The target product profile set by BASF and IVCC was a chlorfenpyr / alpha-cypermethrin mixture long-lasting insecticidal net that would remain effective against pyrethroid resistant mosquitoes after 20 standardised washes, a threshold established by WHO for all LLIN. Four years later, Interceptor® G2, has fulfilled its initial promise and in experimental hut trials killed over 70% of pyrethoid-resistant Anopheles gambiae when the standard pyrethroid LLIN killed only 20%. The long lasting formulation retained insecticidal activity on the net after 20 standardized washes in soap solution.

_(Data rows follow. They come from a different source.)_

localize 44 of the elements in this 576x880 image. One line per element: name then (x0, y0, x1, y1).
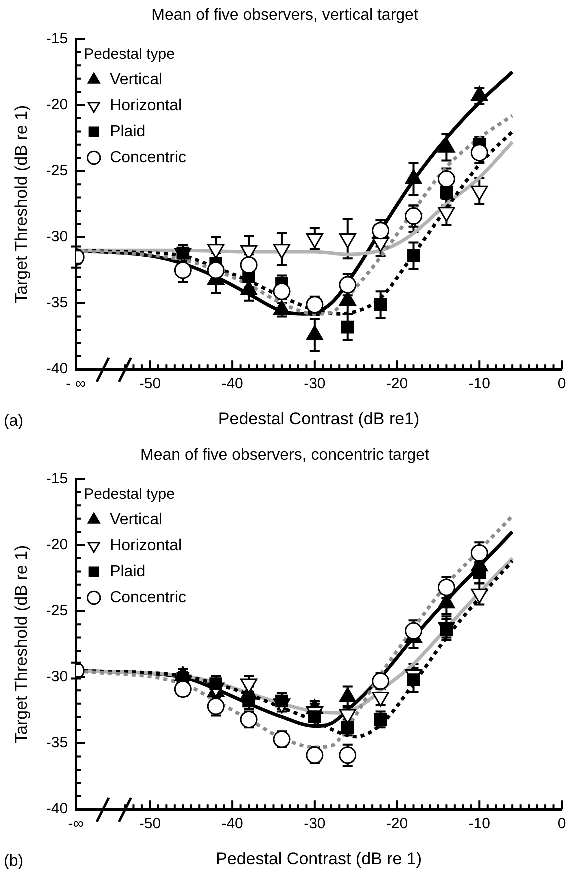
legend-label: Concentric (110, 589, 187, 606)
legend-label: Plaid (110, 123, 146, 140)
y-tick-label: -25 (46, 162, 68, 180)
y-tick-label: -40 (46, 800, 68, 818)
x-tick-label: -20 (386, 816, 408, 833)
x-axis-title: Pedestal Contrast (dB re1) (218, 409, 420, 428)
legend-label: Vertical (110, 511, 163, 528)
x-tick-label: -40 (222, 376, 244, 393)
x-tick-label: -30 (304, 816, 326, 833)
legend-label: Plaid (110, 563, 146, 580)
y-tick-label: -25 (46, 602, 68, 620)
chart-title: Mean of five observers, vertical target (152, 7, 419, 24)
text: (b) (4, 853, 24, 870)
legend-title: Pedestal type (84, 486, 175, 504)
y-tick-label: -30 (46, 228, 68, 246)
y-tick-label: -20 (46, 536, 68, 554)
y-tick-label: -15 (46, 30, 68, 48)
y-tick-label: -15 (46, 470, 68, 488)
y-tick-label: -35 (46, 734, 68, 752)
x-tick-label: -50 (139, 376, 162, 393)
text: (a) (4, 413, 24, 430)
x-tick-label: -50 (139, 816, 162, 833)
y-axis-title: Target Threshold (dB re 1) (12, 105, 31, 304)
y-tick-label: -30 (46, 668, 68, 686)
x-tick-label: -10 (468, 816, 490, 833)
legend-label: Concentric (110, 149, 187, 166)
x-tick-label: 0 (558, 816, 566, 833)
x-tick-label: -40 (222, 816, 244, 833)
legend-label: Horizontal (110, 537, 182, 554)
x-tick-label: -20 (386, 376, 408, 393)
legend-label: Vertical (110, 71, 163, 88)
x-tick-label: -∞ (68, 816, 84, 833)
y-tick-label: -35 (46, 294, 68, 312)
x-tick-label: -10 (468, 376, 490, 393)
x-tick-label: -30 (304, 376, 326, 393)
y-tick-label: -20 (46, 96, 68, 114)
legend-title: Pedestal type (84, 46, 175, 64)
x-axis-title: Pedestal Contrast (dB re 1) (216, 849, 422, 868)
legend-label: Horizontal (110, 97, 182, 114)
x-tick-label: - ∞ (66, 376, 86, 393)
x-tick-label: 0 (558, 376, 566, 393)
chart-title: Mean of five observers, concentric target (140, 447, 430, 464)
y-tick-label: -40 (46, 360, 68, 378)
y-axis-title: Target Threshold (dB re 1) (12, 545, 31, 744)
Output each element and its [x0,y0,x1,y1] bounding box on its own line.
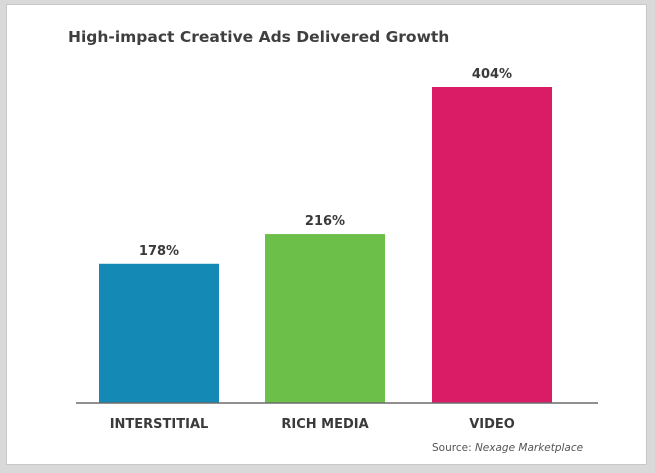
source-name: Nexage Marketplace [474,442,584,454]
bar-rich-media [265,234,385,403]
category-label-rich-media: RICH MEDIA [281,417,368,432]
source-prefix: Source: [432,442,475,454]
data-label-video: 404% [472,67,512,82]
bar-video [432,87,552,403]
data-label-rich-media: 216% [305,214,345,229]
chart-title: High-impact Creative Ads Delivered Growt… [68,28,450,46]
category-label-video: VIDEO [469,417,515,432]
data-label-interstitial: 178% [139,244,179,259]
category-label-interstitial: INTERSTITIAL [110,417,209,432]
bar-interstitial [99,263,219,403]
source-note: Source: Nexage Marketplace [432,442,583,454]
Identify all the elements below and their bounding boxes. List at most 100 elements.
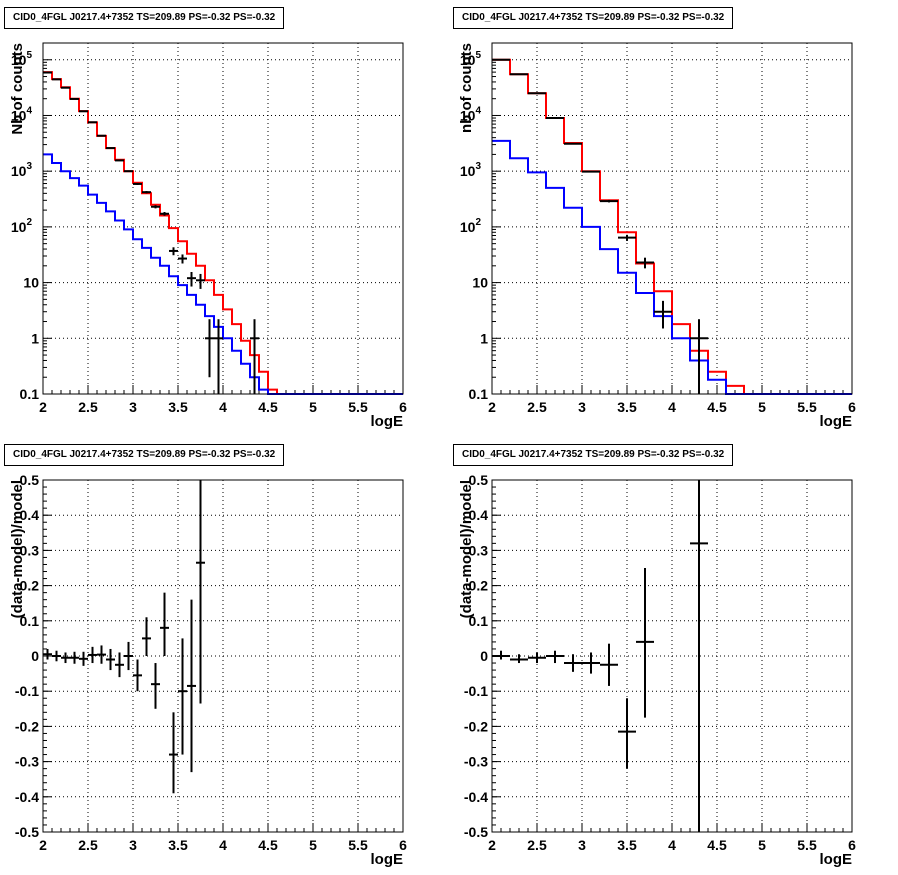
y-tick-label: 1 bbox=[31, 330, 39, 346]
x-tick-label: 2.5 bbox=[527, 837, 547, 853]
x-tick-label: 3 bbox=[129, 837, 137, 853]
x-tick-label: 3.5 bbox=[168, 837, 188, 853]
chart-title-bottom-right: CID0_4FGL J0217.4+7352 TS=209.89 PS=-0.3… bbox=[453, 444, 734, 466]
data-point bbox=[178, 254, 187, 264]
data-point bbox=[106, 648, 115, 671]
chart-pad-top-left: 2 2.5 3 3.5 4 4.5 5 5.5 60.1110102103104105logEN… bbox=[9, 42, 407, 430]
chart-pad-bottom-right: 2 2.5 3 3.5 4 4.5 5 5.5 6 -0.5 -0.4 -0.3 -0.2 -0.1 0 0.… bbox=[458, 472, 856, 868]
x-tick-label: 4.5 bbox=[258, 837, 278, 853]
data-point bbox=[636, 568, 654, 718]
data-point bbox=[133, 659, 142, 692]
data-point bbox=[115, 159, 124, 162]
x-tick-label: 4 bbox=[219, 399, 227, 415]
data-point bbox=[636, 257, 654, 269]
data-point bbox=[618, 698, 636, 769]
x-tick-label: 2 bbox=[39, 399, 47, 415]
y-tick-label: 0.5 bbox=[469, 472, 489, 488]
chart-pad-bottom-left: 2 2.5 3 3.5 4 4.5 5 5.5 6 -0.5 -0.4 -0.3 -0.2 -0.1 0 0.… bbox=[9, 472, 407, 868]
data-point bbox=[187, 271, 196, 287]
data-point bbox=[124, 170, 133, 173]
data-point bbox=[160, 212, 169, 216]
x-axis-title: logE bbox=[371, 851, 404, 868]
data-point bbox=[510, 654, 528, 664]
y-axis-title: (data-model)/model bbox=[458, 480, 475, 618]
x-tick-label: 5.5 bbox=[797, 837, 817, 853]
data-point bbox=[187, 599, 196, 773]
model-total-histogram bbox=[43, 71, 403, 395]
data-point bbox=[61, 652, 70, 664]
x-tick-label: 2 bbox=[488, 837, 496, 853]
chart-title-top-right: CID0_4FGL J0217.4+7352 TS=209.89 PS=-0.3… bbox=[453, 7, 734, 29]
data-point bbox=[564, 654, 582, 672]
y-tick-label: -0.3 bbox=[464, 754, 488, 770]
x-tick-label: 4 bbox=[668, 399, 676, 415]
y-tick-label: -0.3 bbox=[15, 754, 39, 770]
x-tick-label: 5 bbox=[309, 837, 317, 853]
y-axis-title: Nb of counts bbox=[9, 43, 26, 135]
plot-frame bbox=[491, 42, 853, 395]
x-tick-label: 2 bbox=[488, 399, 496, 415]
data-point bbox=[133, 182, 142, 185]
data-point bbox=[160, 592, 169, 656]
x-tick-label: 2.5 bbox=[78, 837, 98, 853]
x-tick-label: 3.5 bbox=[617, 837, 637, 853]
y-tick-label: 103 bbox=[460, 161, 482, 179]
y-tick-label: 0.3 bbox=[469, 542, 489, 558]
x-tick-label: 5.5 bbox=[348, 399, 368, 415]
x-tick-label: 5 bbox=[758, 837, 766, 853]
y-tick-label: 0.1 bbox=[469, 613, 489, 629]
plot-frame bbox=[491, 479, 853, 833]
data-point bbox=[528, 652, 546, 664]
data-point bbox=[196, 480, 205, 704]
data-point bbox=[582, 652, 600, 674]
data-point bbox=[178, 638, 187, 755]
y-tick-label: -0.5 bbox=[15, 824, 39, 840]
x-tick-label: 2.5 bbox=[78, 399, 98, 415]
data-point bbox=[115, 652, 124, 678]
y-tick-label: 10 bbox=[23, 275, 39, 291]
y-tick-label: 0 bbox=[31, 648, 39, 664]
y-tick-label: 0.2 bbox=[469, 578, 489, 594]
x-tick-label: 5 bbox=[758, 399, 766, 415]
y-tick-label: 10 bbox=[472, 275, 488, 291]
y-tick-label: 103 bbox=[11, 161, 33, 179]
y-tick-label: -0.1 bbox=[464, 683, 488, 699]
y-tick-label: 0.3 bbox=[20, 542, 40, 558]
y-tick-label: -0.2 bbox=[15, 718, 39, 734]
data-point bbox=[492, 650, 510, 660]
data-point bbox=[600, 199, 618, 203]
y-tick-label: 102 bbox=[460, 217, 482, 235]
data-point bbox=[106, 147, 115, 150]
data-point bbox=[546, 650, 564, 664]
y-tick-label: 1 bbox=[480, 330, 488, 346]
y-tick-label: 0.1 bbox=[20, 613, 40, 629]
plot-frame bbox=[42, 42, 404, 395]
data-point bbox=[169, 712, 178, 794]
y-tick-label: -0.4 bbox=[464, 789, 488, 805]
x-tick-label: 6 bbox=[399, 837, 407, 853]
y-tick-label: 0.1 bbox=[469, 386, 489, 402]
y-tick-label: 0.2 bbox=[20, 578, 40, 594]
data-point bbox=[214, 319, 223, 394]
x-tick-label: 2 bbox=[39, 837, 47, 853]
x-tick-label: 6 bbox=[399, 399, 407, 415]
chart-title-bottom-left: CID0_4FGL J0217.4+7352 TS=209.89 PS=-0.3… bbox=[4, 444, 285, 466]
x-axis-title: logE bbox=[820, 851, 853, 868]
data-point bbox=[618, 234, 636, 241]
x-tick-label: 4.5 bbox=[258, 399, 278, 415]
y-tick-label: 102 bbox=[11, 217, 33, 235]
plot-frame bbox=[42, 479, 404, 833]
y-tick-label: 0.5 bbox=[20, 472, 40, 488]
data-point bbox=[151, 205, 160, 209]
y-axis-title: (data-model)/model bbox=[9, 480, 26, 618]
data-point bbox=[88, 121, 97, 124]
data-point bbox=[546, 117, 564, 120]
y-tick-label: -0.1 bbox=[15, 683, 39, 699]
y-tick-label: -0.2 bbox=[464, 718, 488, 734]
data-point bbox=[79, 651, 88, 666]
x-tick-label: 4.5 bbox=[707, 837, 727, 853]
data-point bbox=[142, 617, 151, 656]
x-tick-label: 5 bbox=[309, 399, 317, 415]
data-point bbox=[690, 319, 708, 394]
y-tick-label: 0.1 bbox=[20, 386, 40, 402]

Raphael N’Guessan, the scientist who managed the trials in West Africa said: “The unique mode of action of chlorfenapyr means that insecticide resistance based on target site insensitivity in the insect nervous system and other mechanisms shows no cross resistance to chlorfenapyr. The mosquito mortality rates generated by Interceptor® G2 are similar to the rates generated by standard pyrethroid LLIN 10 years ago when most mosquitoes were fully susceptible to pyrethroids”

This publication marks the first of several trials of Interceptor® G2 carried out in African trial sites in Benin, Ivory Coast, Burkina Faso and Tanzania.  BASF has submitted the Interceptor® G2 dossier to the WHO Pesticide Evaluation Scheme for interim recommendation expected in March 2017.

David Malone, IVCC Technical Manager, said: “Africa has become a net using culture. Insecticide treated nets are the most important tool we have to prevent malaria.  This new technology demonstrates that insecticide treated nets will continue to be an essential weapon in the fight against malaria in the future despite pyrethroid resistance.”

The development and evaluation of Interceptor® G2 is the result of partnership between the BASF SE of Germany, the London School of Hygiene & Tropical Medicine,  and IVCC.